Safe for Auto-Execute:
  • Read operations (read_file, list_directory)
  • Search/query operations (search, fetch_url)
  • Non-destructive information gathering
Require Human Approval:
  • Write operations (write_file, create_file)
  • Delete operations (delete_file, delete_record)
  • Execute operations (run_command, execute_script)
  • Operations with side effects (sending emails, making purchases)

Example: Safe Configuration

{
  "tools_to_execute": ["*"],
  "tools_to_auto_execute": [
    "read_file",
    "list_directory",
    "search",
    "get_weather"
  ]
}

Tool Execution Timeout

Individual tool executions are bounded by tool_execution_timeout:
  • Default: 30 seconds
  • If a tool exceeds the timeout, an error result is returned
  • The agent loop continues with the error result
{
  "tool_manager_config": {
    "tool_execution_timeout": "60s"
  }
}

Advanced: Agent Loop Internals

Iteration Tracking

When Agent Mode executes, each iteration through the LLM and tool execution cycle increments a counter. You can track this for logging and debugging:
// During iteration 1 -> Request made with max_tokens adjustment
// Tool results collected and added to history
// During iteration 2 -> Another LLM call with history
// Process continues until no more tool calls or max_agent_depth reached
The max_agent_depth setting controls maximum iterations:
  • Default: 10
  • Range: 1-50 (configurable)
  • When reached, current response returned as-is (may contain pending tool calls)

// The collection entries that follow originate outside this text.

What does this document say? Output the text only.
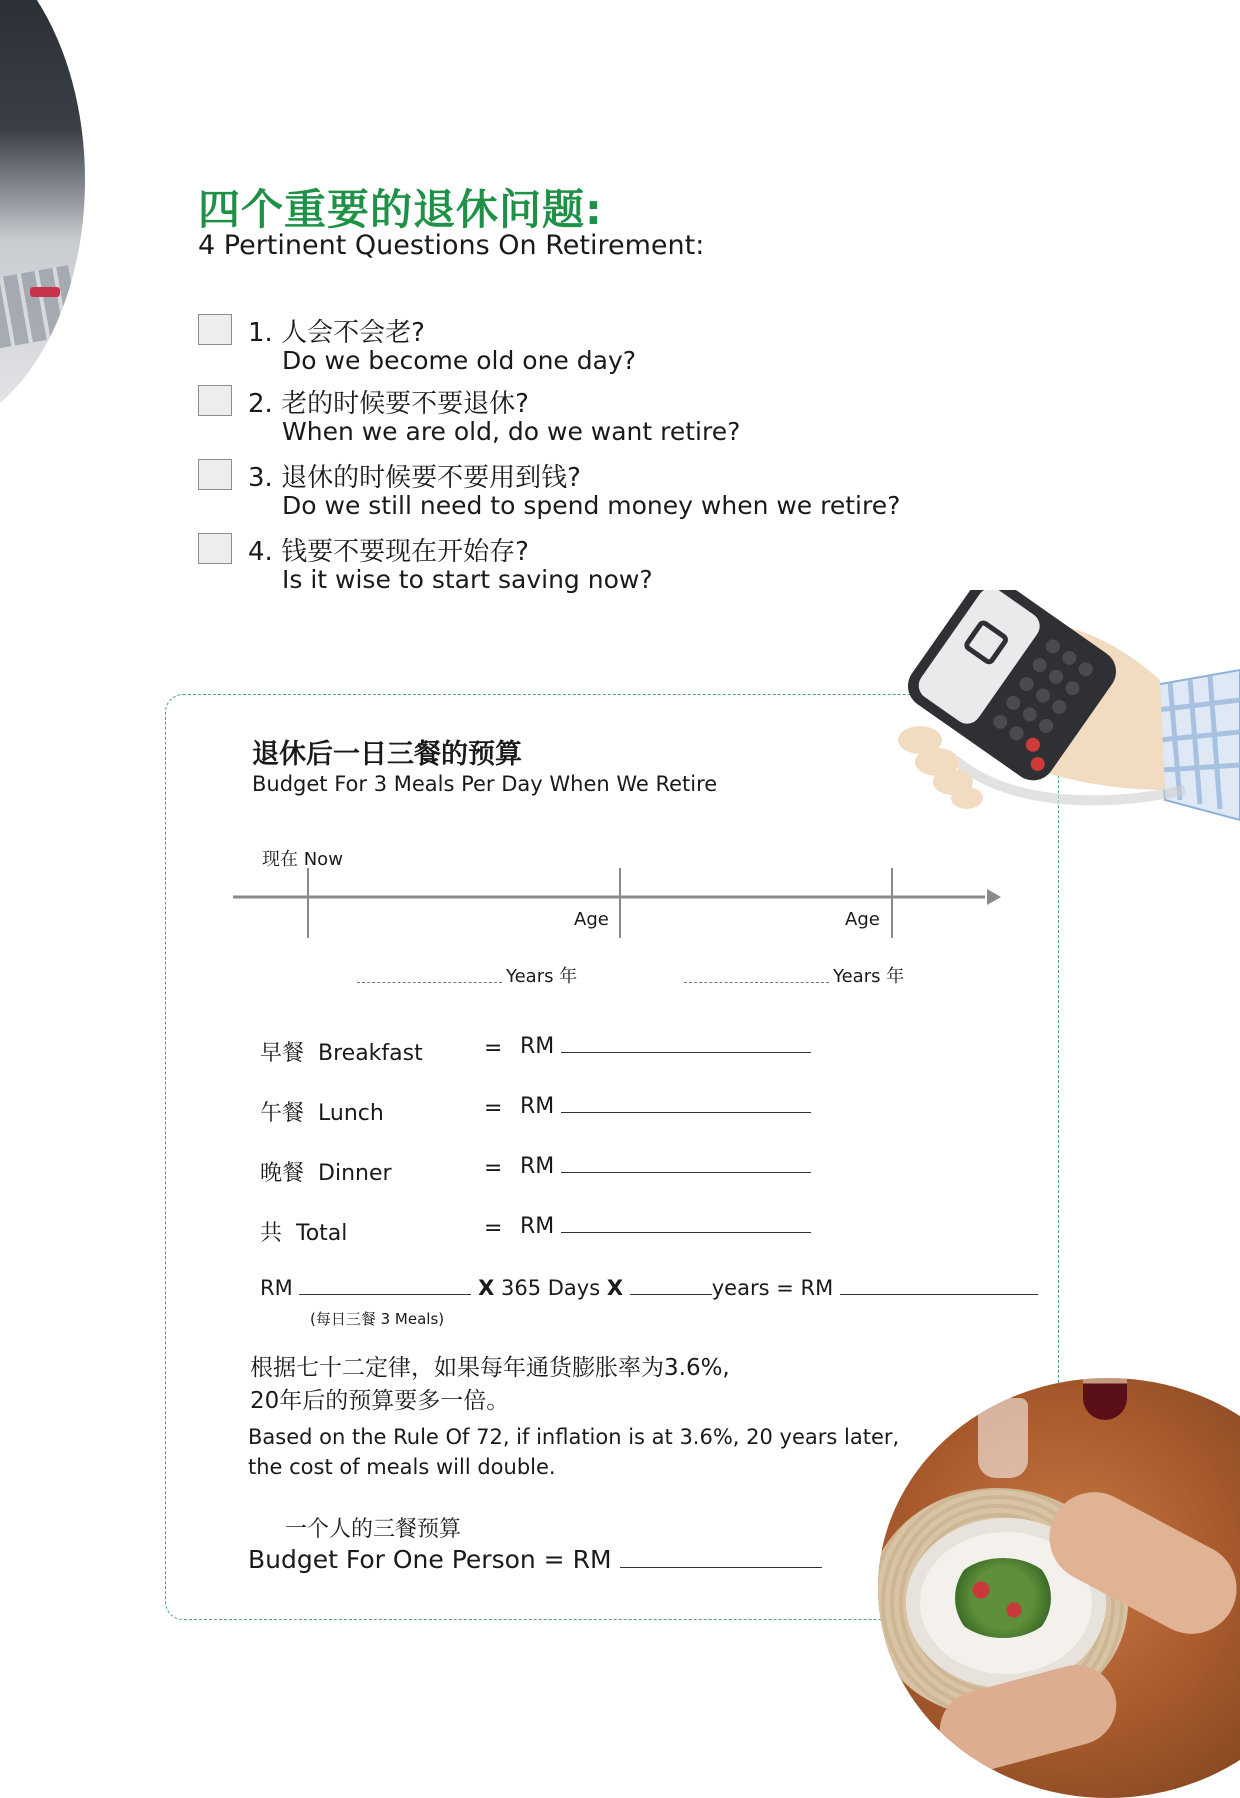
四个重要的退休问题:
4 Pertinent Questions On Retirement:
1. 人会不会老?
Do we become old one day?
2. 老的时候要不要退休?
When we are old, do we want retire?
3. 退休的时候要不要用到钱?
Do we still need to spend money when we retire?
4. 钱要不要现在开始存?
Is it wise to start saving now?
退休后一日三餐的预算
Budget For 3 Meals Per Day When We Retire
现在 Now
Age	Age
Years 年	Years 年
早餐 Breakfast	= RM
午餐 Lunch	= RM
晚餐 Dinner	= RM
共 Total	= RM
RM	X 365 Days X	years = RM
(每日三餐 3 Meals)
根据七十二定律，如果每年通货膨胀率为3.6%,
20年后的预算要多一倍。
Based on the Rule Of 72, if inflation is at 3.6%, 20 years later,
the cost of meals will double.
一个人的三餐预算
Budget For One Person = RM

Custom Request ID Management

For complex workflows, track each iteration with unique request IDs:
mcpConfig := &schemas.MCPConfig{
    ToolManagerConfig: &schemas.MCPToolManagerConfig{
        MaxAgentDepth: 10,
    },
    FetchNewRequestIDFunc: func(ctx context.Context) string {
        // Called before each LLM invocation
        baseID := ctx.Value(schemas.BifrostContextKeyRequestID).(string)
        iterationNum := ctx.Value("iteration").(int)
        return fmt.Sprintf("%s-iter-%d", baseID, iterationNum)
    },
}
This enables:
  • Audit trail of intermediate steps
  • Correlation of tool executions to iterations
  • Detailed observability for agent behavior

Parallel vs Sequential Execution

Auto-executable tools run in parallel for performance:
Iteration N:
  ├─ Execute tool_1 ───┐
  ├─ Execute tool_2 ───┼─── Parallel (simultaneous)
  └─ Execute tool_3 ───┘

  Collect results → Feed to next iteration
Non-auto-executable tools return immediately:
Iteration N:
  Auto tools executed in parallel
  Non-auto tools returned in response
  Application reviews & approves non-auto tools
  Application calls execute endpoint manually
  Results fed back in next iteration

Response Format in Agent Mode

When Agent Mode finds mixed auto/non-auto tools:
{
  "choices": [{
    "message": {
      "role": "assistant",
      "content": "Executed tools: filesystem_list_directory returned [...]",
      "tool_calls": [{
        "id": "call_abc",
        "type": "function",
        "function": {
          "name": "filesystem_write_file",
          "arguments": "..."
        }
      }]
    },
    "finish_reason": "stop"
  }]
}
The content field contains JSON summary of executed tool results. The tool_calls array contains only non-auto-executable tools.